Contrarily, frequent amino acid replacements in our study were detected at the widely known structural and functional sequences such as N51Y/T/S/Q (30.4%), V68T/S/I (44.9%) on the S promoter; T/N87S/T/P (46.2%) on the HSP 70 (heat shock protein) and T125S/N/P (30.8%) on the NBS region. These structures are concerned by their role on the structure and morphology of HBV, the dual topology of L proteins (HSP70), the CAD—Cytosolic anchorage determinant), the virion morphogenesis (NBS—The nucleocapside binding site) and the S RNA transcription (The S promoter and the CCAAT/CBF) [42]. At the cellular level, the mutations at these functional regions has been known to contribute to the production and secretion of surface proteins, on the intracellular retention of envelope proteins and on the endoplasmic reticulum (ER) stress [43]. However, these above point-mutations had equally distributed on the HCC and non-HCC group in our study. More longitudinal cohorts need to be continued apart from this population because the diseases and HCC outcomes need at least one or more decades to appear.

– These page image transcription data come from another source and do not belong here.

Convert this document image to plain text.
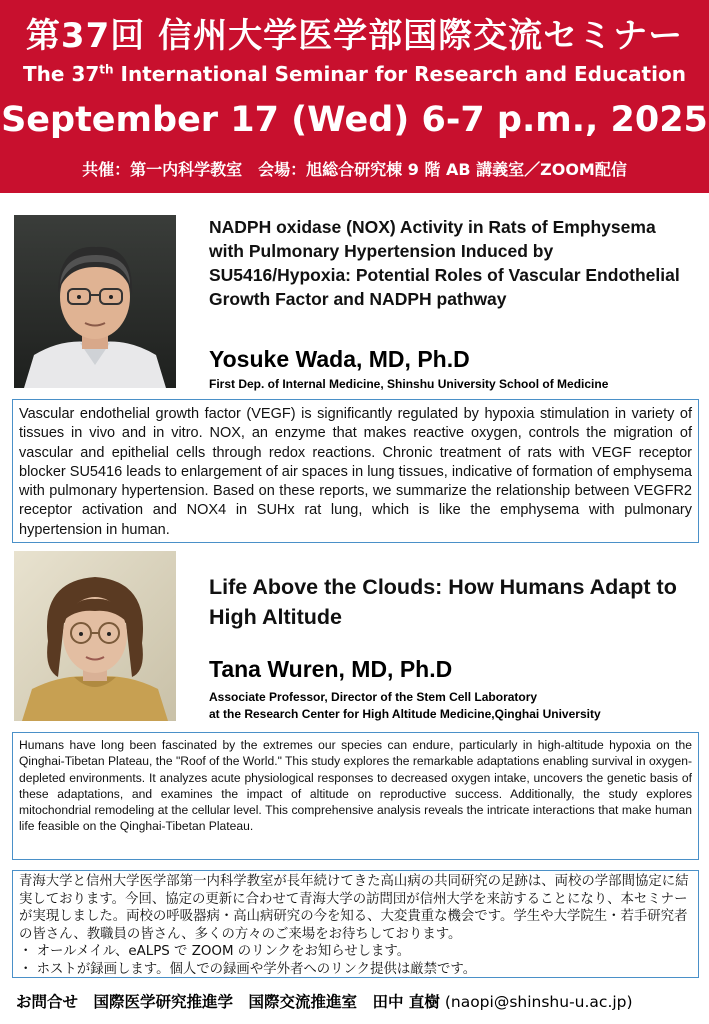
第37回 信州大学医学部国際交流セミナー
The 37th International Seminar for Research and Education
September 17 (Wed) 6-7 p.m., 2025
共催：第一内科学教室　会場：旭総合研究棟 9 階 AB 講義室／ZOOM配信
NADPH oxidase (NOX) Activity in Rats of Emphysema with Pulmonary Hypertension Induced by SU5416/Hypoxia: Potential Roles of Vascular Endothelial Growth Factor and NADPH pathway
Yosuke Wada, MD, Ph.D
First Dep. of Internal Medicine, Shinshu University School of Medicine
Vascular endothelial growth factor (VEGF) is significantly regulated by hypoxia stimulation in variety of tissues in vivo and in vitro. NOX, an enzyme that makes reactive oxygen, controls the migration of vascular and epithelial cells through redox reactions. Chronic treatment of rats with VEGF receptor blocker SU5416 leads to enlargement of air spaces in lung tissues, indicative of formation of emphysema with pulmonary hypertension. Based on these reports, we summarize the relationship between VEGFR2 receptor activation and NOX4 in SUHx rat lung, which is like the emphysema with pulmonary hypertension in human.
Life Above the Clouds: How Humans Adapt to High Altitude
Tana Wuren, MD, Ph.D
Associate Professor, Director of the Stem Cell Laboratory
at the Research Center for High Altitude Medicine,Qinghai University
Humans have long been fascinated by the extremes our species can endure, particularly in high-altitude hypoxia on the Qinghai-Tibetan Plateau, the "Roof of the World." This study explores the remarkable adaptations enabling survival in oxygen-depleted environments. It analyzes acute physiological responses to decreased oxygen intake, uncovers the genetic basis of these adaptations, and examines the impact of altitude on reproductive success. Additionally, the study explores mitochondrial remodeling at the cellular level. This comprehensive analysis reveals the intricate interactions that make human life feasible on the Qinghai-Tibetan Plateau.
青海大学と信州大学医学部第一内科学教室が長年続けてきた高山病の共同研究の足跡は、両校の学部間協定に結実しております。今回、協定の更新に合わせて青海大学の訪問団が信州大学を来訪することになり、本セミナーが実現しました。両校の呼吸器病・高山病研究の今を知る、大変貴重な機会です。学生や大学院生・若手研究者の皆さん、教職員の皆さん、多くの方々のご来場をお待ちしております。
・ オールメイル、eALPS で ZOOM のリンクをお知らせします。
・ ホストが録画します。個人での録画や学外者へのリンク提供は厳禁です。
お問合せ　国際医学研究推進学　国際交流推進室　田中 直樹 (naopi@shinshu-u.ac.jp)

There were some HCC related factors that were not included in the multivariable analysis such as Basal core promoter mutations, history of vaccination, HBsAg-antiHBs co-existence status, HBV genotype, cirrhotic status. Also, the combination of mutations and their interactive effects had not yet been analyzed. Other limitations of our study were also rooted from the study population that was not large enough for the low-rate mutations. A wide spectrum of significant mutations on the 3 regions (PreS1, PreS2 and S) and the interactive effects between mutations that need to be concretely clarified.

Further larger investigation and observation longitudinal studies were in need to be done to describe and analyse the relation between PreS/S mutation and HCC.


61% amino acid changes with a broad range of mutation rates were detected on the PreS1/PreS2/S regions of chronic HBV infected patients. The W4P/R/Y (on preS1 region) and T47A/E/V/K, P120S/T, S174N and P203R (on S region) were found related to HCC. Further investigation included cohort studies are recommended to continue to further investigate the relation of mutations on the HBV genome and HCC outcome.

Supporting information

S1 Table. Distributions of 6 mutations related to HCC in groups of personal and HBV characteristics.


S2 Table. Distribution of personal characteristics and HBV viral markers in HCC and non HCC group (n = 247).


S3 Table. Predictive values of point-mutations related to HCC (n = 247).



We would like to acknowledge all patients who participated in this study. Special thanks all the medical health staff members of Hepatology Clincic of UMC and Center for Molecular Biomedicine of UMP at Ho Chi Minh city who attended in patient recruitment, blood sampling, storage, sequencing and interpreting the results.